The Heart of Structure and Hearts of Blame

It is intensely bizarre the extent to which we often gain much satisfaction out of sitting in judgment and placing blame.  Not infrequently we completely overlook structural causes for mishaps and freight the victims of those structures with blame.  It's much like if I had a guest in my home.  I summarily took all his socks and shoes and locked them up in an inaccessible place.  The next day, my guest must walk to town so must do so barefoot.  On his return, because of injuries to his feet during the walk, he tracks blood on my new carpet--whereupon I roundly reprimand him for soiling my carpet and being careless.  The eagerness with which I place blame upon him suggests I gain much pleasure and a remarkable ego boost from feelings of superiority.  One way of understanding this is to say that I suffer from myopia.  I focus entirely on symptoms and not more indirect causes.  The symptoms are very concrete and immediate—even sensational—while the causes are more indirect and remote and require some complexity and abstraction to understand.  Something in this way happens countless times daily in human affairs.  We often count as character defects (again from a highly superior perch) what actually have structural causes.  For example, in the absence of democracy, people too often become despots and we heap opprobrium upon them for it—never seeming to realize without the blessings of our form and structure of government the same could happen here—that despotism is the result of the absence of a structure favorable to good government.   In this regard structure is much more important than rules.  One can have codes of ethics that stack a mile high, but if the organizational structural is not favorable to ethical behavior, no amount of rules will compensate for it.

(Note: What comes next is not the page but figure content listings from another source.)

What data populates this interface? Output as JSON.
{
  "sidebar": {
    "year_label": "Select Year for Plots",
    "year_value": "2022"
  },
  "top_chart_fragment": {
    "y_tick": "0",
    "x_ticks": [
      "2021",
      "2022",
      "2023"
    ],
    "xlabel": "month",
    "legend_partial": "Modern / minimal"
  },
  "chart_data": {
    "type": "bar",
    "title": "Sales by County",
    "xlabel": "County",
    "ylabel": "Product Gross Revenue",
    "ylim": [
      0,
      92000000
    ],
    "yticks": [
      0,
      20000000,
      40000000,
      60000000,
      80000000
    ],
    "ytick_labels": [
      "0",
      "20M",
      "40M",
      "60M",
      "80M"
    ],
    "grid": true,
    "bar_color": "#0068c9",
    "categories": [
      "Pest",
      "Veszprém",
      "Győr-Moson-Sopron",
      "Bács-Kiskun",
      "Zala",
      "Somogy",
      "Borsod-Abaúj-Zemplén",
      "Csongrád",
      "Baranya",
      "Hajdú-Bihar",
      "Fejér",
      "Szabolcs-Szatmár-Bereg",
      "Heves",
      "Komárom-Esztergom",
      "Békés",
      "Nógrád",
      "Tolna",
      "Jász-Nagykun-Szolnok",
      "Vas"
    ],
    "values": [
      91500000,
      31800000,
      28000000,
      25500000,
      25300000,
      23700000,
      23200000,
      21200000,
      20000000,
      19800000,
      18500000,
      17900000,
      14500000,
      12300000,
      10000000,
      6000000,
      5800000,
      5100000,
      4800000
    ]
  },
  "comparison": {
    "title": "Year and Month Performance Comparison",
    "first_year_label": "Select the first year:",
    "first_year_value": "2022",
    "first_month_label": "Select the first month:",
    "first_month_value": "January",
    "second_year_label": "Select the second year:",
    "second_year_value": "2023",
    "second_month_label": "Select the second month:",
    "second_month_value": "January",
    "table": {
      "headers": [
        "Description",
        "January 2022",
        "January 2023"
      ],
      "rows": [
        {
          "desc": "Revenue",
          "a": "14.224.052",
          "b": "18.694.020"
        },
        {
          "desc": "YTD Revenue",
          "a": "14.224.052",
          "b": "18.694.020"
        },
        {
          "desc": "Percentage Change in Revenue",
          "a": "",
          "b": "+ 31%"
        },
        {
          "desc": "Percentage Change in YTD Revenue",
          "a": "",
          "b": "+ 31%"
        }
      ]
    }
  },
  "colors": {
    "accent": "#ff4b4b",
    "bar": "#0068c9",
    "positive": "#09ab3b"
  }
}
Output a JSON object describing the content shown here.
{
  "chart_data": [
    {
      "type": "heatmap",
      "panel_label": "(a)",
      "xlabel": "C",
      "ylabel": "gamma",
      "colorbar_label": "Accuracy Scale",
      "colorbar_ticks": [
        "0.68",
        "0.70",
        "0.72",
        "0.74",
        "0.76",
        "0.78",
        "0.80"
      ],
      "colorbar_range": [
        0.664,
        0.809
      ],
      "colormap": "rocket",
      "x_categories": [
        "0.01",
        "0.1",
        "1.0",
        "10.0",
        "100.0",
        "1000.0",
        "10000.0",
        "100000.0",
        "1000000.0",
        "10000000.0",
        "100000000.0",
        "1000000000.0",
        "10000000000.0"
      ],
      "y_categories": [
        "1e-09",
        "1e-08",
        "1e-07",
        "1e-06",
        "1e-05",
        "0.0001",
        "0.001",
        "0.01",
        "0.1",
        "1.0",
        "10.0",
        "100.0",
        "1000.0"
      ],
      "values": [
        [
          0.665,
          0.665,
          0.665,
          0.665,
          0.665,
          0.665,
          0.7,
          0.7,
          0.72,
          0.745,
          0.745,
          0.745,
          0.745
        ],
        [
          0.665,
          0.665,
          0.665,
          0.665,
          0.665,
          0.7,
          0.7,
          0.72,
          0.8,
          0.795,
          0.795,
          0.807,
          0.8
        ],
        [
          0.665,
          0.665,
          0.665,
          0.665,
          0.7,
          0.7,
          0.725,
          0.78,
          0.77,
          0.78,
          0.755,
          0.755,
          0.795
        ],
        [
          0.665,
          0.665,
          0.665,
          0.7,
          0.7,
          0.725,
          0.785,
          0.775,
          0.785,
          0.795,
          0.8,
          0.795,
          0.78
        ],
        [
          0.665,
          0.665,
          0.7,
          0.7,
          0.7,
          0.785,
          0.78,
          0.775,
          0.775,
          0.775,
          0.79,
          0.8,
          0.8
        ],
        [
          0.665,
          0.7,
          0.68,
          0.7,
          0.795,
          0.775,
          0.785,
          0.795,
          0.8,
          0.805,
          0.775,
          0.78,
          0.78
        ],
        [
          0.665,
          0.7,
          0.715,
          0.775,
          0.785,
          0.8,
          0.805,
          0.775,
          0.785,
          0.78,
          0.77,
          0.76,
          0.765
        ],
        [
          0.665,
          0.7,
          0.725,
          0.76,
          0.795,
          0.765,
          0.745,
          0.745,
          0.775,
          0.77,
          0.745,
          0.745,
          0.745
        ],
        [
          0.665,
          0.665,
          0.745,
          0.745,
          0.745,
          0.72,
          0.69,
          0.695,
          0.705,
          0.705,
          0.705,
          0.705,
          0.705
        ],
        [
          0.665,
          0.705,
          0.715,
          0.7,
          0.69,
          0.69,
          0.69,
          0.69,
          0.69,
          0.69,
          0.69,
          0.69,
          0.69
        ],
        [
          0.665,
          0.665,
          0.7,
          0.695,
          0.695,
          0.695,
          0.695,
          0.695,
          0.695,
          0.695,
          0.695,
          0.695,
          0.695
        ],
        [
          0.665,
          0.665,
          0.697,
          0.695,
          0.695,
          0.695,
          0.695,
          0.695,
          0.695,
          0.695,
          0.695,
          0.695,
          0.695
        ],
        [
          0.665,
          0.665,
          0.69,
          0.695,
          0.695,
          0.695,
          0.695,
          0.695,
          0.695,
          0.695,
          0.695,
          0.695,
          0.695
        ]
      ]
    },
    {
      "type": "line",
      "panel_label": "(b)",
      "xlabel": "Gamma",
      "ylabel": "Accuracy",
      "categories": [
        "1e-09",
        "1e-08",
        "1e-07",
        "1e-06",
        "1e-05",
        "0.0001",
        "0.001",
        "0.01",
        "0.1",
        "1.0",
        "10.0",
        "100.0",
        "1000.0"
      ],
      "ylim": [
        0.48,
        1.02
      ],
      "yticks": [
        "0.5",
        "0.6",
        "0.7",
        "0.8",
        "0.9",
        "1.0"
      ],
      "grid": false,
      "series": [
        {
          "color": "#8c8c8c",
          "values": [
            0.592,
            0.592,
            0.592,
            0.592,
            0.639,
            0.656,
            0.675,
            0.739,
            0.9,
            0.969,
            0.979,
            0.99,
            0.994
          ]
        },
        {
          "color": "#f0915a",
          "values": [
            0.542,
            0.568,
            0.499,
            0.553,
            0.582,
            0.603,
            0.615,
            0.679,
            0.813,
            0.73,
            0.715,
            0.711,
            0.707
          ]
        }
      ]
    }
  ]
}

Today I find America cruel in many ways.  It seems to be inherent and we look to character degeneration and decay to explain it.  I think our focus is misdirected and should instead be raising questions as to root causes in basic organizational structures (the handful of umbrella institutions that are the fundamental building blocks of society).  I am no scientist—that's for sure—but even I realize that atomic and chemical structure forms the genesis of stability and integrity in elements and compounds and without such structural integrity no other ramifications of it would be tenable or even conceivable.